10 Year Treasury Yield at 3.23%

The 10yr Treasury has spiked and sits at 3.23% as of this writing.  It is the biggest single day move since the 2016 election.

Pundits are pointing to a variety of catalysts, none of which we believe are enough alone to create this kind of movement.  Commonly cited reasons thus far:

  • Powell’s upbeat comments last night that the economic expansion can continue indefinitely
    • He also indicated that rates might rise above neutral
  • Yesterday’s stronger than expected ADP results
  • Near-record print in manufacturing data
  • Escalating tensions with China
  • Global withdrawal of accommodation
  • 30 year Treasurys broke 3.25%

The move caught traders off guard.  Powell has been consistently hawkish – why were last night’s comments suddenly so shocking?   The Fed has been telling us all year that it expects to hike beyond neutral – how is this a revelation?  Payrolls have been consistently strong – why now?  Central banks have been withdrawing accommodation for years – this is not breaking news.

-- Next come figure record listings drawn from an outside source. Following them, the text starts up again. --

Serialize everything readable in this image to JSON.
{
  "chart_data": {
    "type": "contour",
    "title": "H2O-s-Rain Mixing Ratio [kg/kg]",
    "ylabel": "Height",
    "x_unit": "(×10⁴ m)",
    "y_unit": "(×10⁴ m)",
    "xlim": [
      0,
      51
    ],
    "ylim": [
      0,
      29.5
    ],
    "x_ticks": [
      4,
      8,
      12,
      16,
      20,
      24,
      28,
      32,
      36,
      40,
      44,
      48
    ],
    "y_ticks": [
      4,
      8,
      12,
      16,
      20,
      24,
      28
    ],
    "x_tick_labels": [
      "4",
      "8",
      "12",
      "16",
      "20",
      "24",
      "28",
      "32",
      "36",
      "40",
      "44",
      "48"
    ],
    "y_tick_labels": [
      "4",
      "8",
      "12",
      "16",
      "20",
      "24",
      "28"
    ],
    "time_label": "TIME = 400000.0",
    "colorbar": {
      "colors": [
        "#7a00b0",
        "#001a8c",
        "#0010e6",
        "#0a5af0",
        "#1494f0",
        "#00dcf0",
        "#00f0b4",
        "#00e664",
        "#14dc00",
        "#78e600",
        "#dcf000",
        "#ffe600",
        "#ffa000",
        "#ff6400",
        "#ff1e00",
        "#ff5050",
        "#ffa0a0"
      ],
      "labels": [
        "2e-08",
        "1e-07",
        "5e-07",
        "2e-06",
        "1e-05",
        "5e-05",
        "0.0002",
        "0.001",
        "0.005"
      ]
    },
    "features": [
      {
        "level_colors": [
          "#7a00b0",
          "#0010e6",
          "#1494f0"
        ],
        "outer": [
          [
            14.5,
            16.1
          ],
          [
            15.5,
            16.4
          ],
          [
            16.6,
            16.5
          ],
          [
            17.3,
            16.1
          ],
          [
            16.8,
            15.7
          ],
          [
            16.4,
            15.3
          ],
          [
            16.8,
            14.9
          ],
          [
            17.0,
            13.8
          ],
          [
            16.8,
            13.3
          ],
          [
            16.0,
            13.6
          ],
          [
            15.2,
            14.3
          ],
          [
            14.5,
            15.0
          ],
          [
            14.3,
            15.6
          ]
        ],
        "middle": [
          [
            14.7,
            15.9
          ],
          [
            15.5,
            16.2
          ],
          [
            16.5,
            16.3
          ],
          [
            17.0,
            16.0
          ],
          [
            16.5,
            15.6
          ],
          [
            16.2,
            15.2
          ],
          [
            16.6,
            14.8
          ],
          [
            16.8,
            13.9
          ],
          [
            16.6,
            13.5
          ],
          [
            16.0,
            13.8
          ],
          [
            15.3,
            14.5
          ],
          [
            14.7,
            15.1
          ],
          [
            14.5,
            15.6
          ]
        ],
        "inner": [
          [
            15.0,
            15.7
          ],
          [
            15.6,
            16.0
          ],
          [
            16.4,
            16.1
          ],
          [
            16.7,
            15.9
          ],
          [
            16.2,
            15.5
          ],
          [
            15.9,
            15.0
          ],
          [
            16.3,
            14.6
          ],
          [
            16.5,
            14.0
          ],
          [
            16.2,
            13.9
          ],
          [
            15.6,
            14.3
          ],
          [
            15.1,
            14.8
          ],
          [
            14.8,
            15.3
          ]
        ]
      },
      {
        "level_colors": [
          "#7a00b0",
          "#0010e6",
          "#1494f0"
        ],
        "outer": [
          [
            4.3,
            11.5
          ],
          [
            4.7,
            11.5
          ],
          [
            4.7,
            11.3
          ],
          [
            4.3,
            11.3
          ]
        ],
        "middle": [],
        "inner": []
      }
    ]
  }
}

We suspect Powell’s comments were really just the straw that broke the technical camel’s back.  We’ve been highlighting the risk of higher rates in this newsletter for months as market sentiment just kept building.  Perhaps those chickens finally came home to roost.  Here’s that graph on record net shorts.

Next Stop?

Take note in the graph below that 3.50% is not necessarily a key technical level.  In general, if the 10T gets to 3.50%, it also gets to 3.75%.

That does not mean if the 10T breaks 3.25% we are off to the races to 3.75%…but it is certainly a risk.

Also note that the last time the 10T broke 3.25% it took…

  • 5 days to reach 3.50%
  • 45 days to reach 3.75%
Bloomberg Finance, LP

Bottom Lines

  1. We would expect the 10yr Treasury to encounter significant resistance at 3.25%.
    • At least some of those record shorts will cover and take their profits.
    • Two weeks ago we suggested the shorts would not cover at 3.05% because they wanted to see if they could ride the wave to 3.25%. We suspect more will cover here.
  2. We would not be surprised to see some retracing as the dust settles from the initial panic move, but it is likely that 3.25% is the new top end of the range.
  3. But…if…if…if…3.25% is broken, do not assume 3.50% is the next stopping point.
  4. Somewhere between 3.50%-3.75% is the next significant resistance level.

Cap Pricing

Front end rates are up as well, with the 2 year Treasury up 0.06% to 2.87%.  That move, coupled with increased volatility, will be bad for cap pricing in the near term.